So Goes Cancer—Not with a Bang, but a Whimper
| 2009-06-30 |
The title of the article is: "Sequential treatment of drug-resistant tumors with targeted minicells containing siRNA or a cytotoxic drug," which will not win any awards for literary felicity. But this was the article passed to me last night by a technologist friend and appearing in the June issue of Nature Biotechnology. He'd gotten it from his father, also an engineer. His mother has Stage 4 lung cancer. I'm told the article is circulating—since its publication June 28—among the community of people who are hoping for a cure and watching the clock. It's also getting some interesting attention from people who know the business and the science: It's in the No. 1 spot on HotCites—a social bookmarking site for biomedical types.
The substance of the article is that a company called EnGeneIC, in New South Wales, Australia, has announced an ameliorative therapy for a broad range of cancers that shows 100 percent survival and zero toxicity of mouse subjects with xenografted human cancers over two years.
It's very hard to judge the truth value of this from superficials. The lead author, Jennifer MacDiarmid, and several of her collaborators are principals in EnGeneIC, a corporation formed in 2001. So this could be the gene industry equivalent of a press release. And yet ... and yet there's that 100 percent survival claim, which is a very, very hard claim for a scientist to make (at least a scientist with concern for his or her reputation in a profession and an industry with a long memory) unless it's true. Plenty of drugs—stuff out there saving lives daily—were initially presented with far less startling claims of efficacy. Or to put it another way, if you're testing known-good antibiotics against known nonresistant strains of bacteria in vivo, you might approach 100 percent survival for a short-term study, but you'd typically lose subjects due to adverse reactions and other unknowns, so you probably wouldn't claim it.
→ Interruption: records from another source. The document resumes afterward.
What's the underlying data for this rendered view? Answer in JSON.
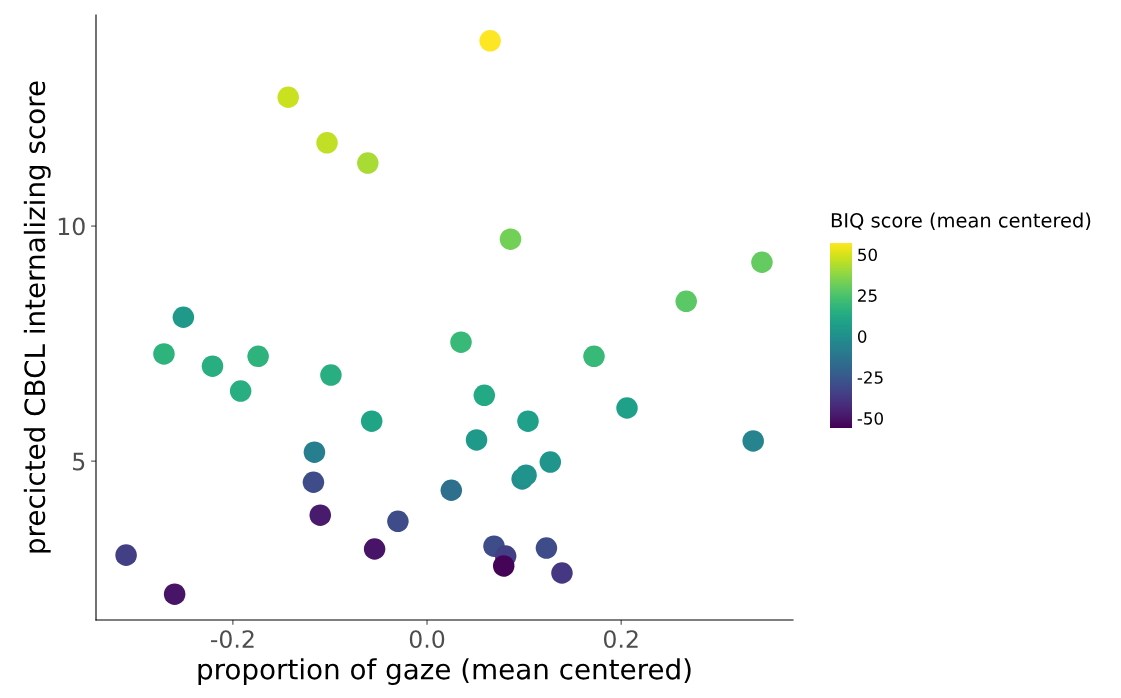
{
  "chart_data": {
    "type": "scatter",
    "xlabel": "proportion of gaze (mean centered)",
    "ylabel": "precicted CBCL internalizing score",
    "clabel": "BIQ score (mean centered)",
    "x": [
      0.065,
      -0.143,
      -0.103,
      -0.061,
      0.086,
      0.345,
      0.267,
      -0.251,
      -0.271,
      -0.174,
      -0.221,
      -0.192,
      -0.099,
      0.035,
      0.172,
      0.059,
      -0.057,
      0.104,
      0.206,
      0.336,
      0.051,
      -0.116,
      0.127,
      0.098,
      0.102,
      -0.117,
      0.025,
      -0.03,
      -0.11,
      -0.054,
      0.069,
      0.081,
      0.079,
      0.123,
      0.139,
      -0.31,
      -0.26
    ],
    "values": [
      13.94,
      12.74,
      11.77,
      11.34,
      9.72,
      9.23,
      8.4,
      8.06,
      7.28,
      7.23,
      7.02,
      6.49,
      6.83,
      7.53,
      7.23,
      6.4,
      5.85,
      5.85,
      6.13,
      5.43,
      5.45,
      5.19,
      4.98,
      4.62,
      4.7,
      4.55,
      4.38,
      3.72,
      3.85,
      3.13,
      3.19,
      2.98,
      2.77,
      3.15,
      2.62,
      3.0,
      2.17
    ],
    "cvalues": [
      57,
      48,
      46,
      42,
      33,
      30,
      28,
      5,
      17,
      17,
      15,
      15,
      15,
      20,
      20,
      12,
      10,
      8,
      8,
      -5,
      5,
      -8,
      3,
      0,
      2,
      -30,
      -15,
      -30,
      -48,
      -50,
      -30,
      -35,
      -55,
      -30,
      -38,
      -35,
      -50
    ],
    "xlim": [
      -0.341,
      0.377
    ],
    "ylim": [
      1.62,
      14.49
    ],
    "xticks": [
      -0.2,
      {
        "value": 0,
        "label": "0.0"
      },
      0.2
    ],
    "yticks": [
      5,
      10
    ],
    "clim": [
      -56,
      57
    ],
    "cticks": [
      -50,
      -25,
      0,
      25,
      50
    ],
    "marker": "circle",
    "grid": false
  }
}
Indeed, in many ways, it's more credible to claim less than perfect results, and the temptation to hedge that way, knowing that you are being judged by clever, competitive peers, must be very great, even when making claims on behalf of a company in which you have a material interest.
Unless all the mice actually did survive, in which case, I guess you shrug, report the result, open a split of the good champagne and proceed to human trials, as these folks are apparently doing.
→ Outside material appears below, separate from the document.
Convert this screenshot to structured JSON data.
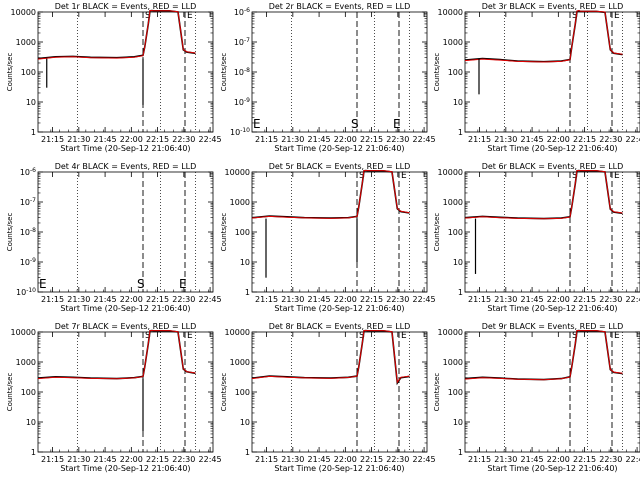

Specifically, what they're claiming to have invented and now tested is a method for inserting siRNAs, or small, interfering RNA duplexes, into so-called minicells, derived from bacteria and targeted to tumor-cell-surface receptors. siRNAs have been getting a lot of research attention over the past decade because they can be used to silence gene expression, so they figure in a lot of research involving "turning genes on and off," and have long been discussed as offering a potential means for nanosurgically altering the function of tumor and other misbehaving cells.
In the EnGeneIC therapy, these siRNA-bearing targeted minicells are administered in a first wave, during which they migrate to the tumor surface, penetrate tumor cell walls and release their siRNA payloads, which then go to work knocking down the tumor cell's emission of a resistance protein that defends it against chemotherapy. A second wave of minicells is then administered to deliver a chemotherapeutic/cytotoxic payload, which the tumor cells are now defenseless against. The result, EnGeneIC says, verges on perfect: The tumors die back, and because the targeted delivery system applies the cytotoxin precisely, and in minuscule quantity, the mice thrive.
Clearly, this is not a universal cure. In fact, it's not any kind of cure. Applying this strategy would seem to require a very close understanding of tumor resistance (though this is increasingly well understood), and depends on the ability to devise and produce gene-modulating siRNA formulations tuned to work against each evolved resistance mode. And apparently all it does is shrink tumors—it doesn't attack the underlying propensity of particular organisms, in particular conditions, to pop tumor cells. But it harks forward to a time when cancer may become, in some ways like AIDS in Western nations, a "manageable condition," allowing for long-term survival and high quality of life.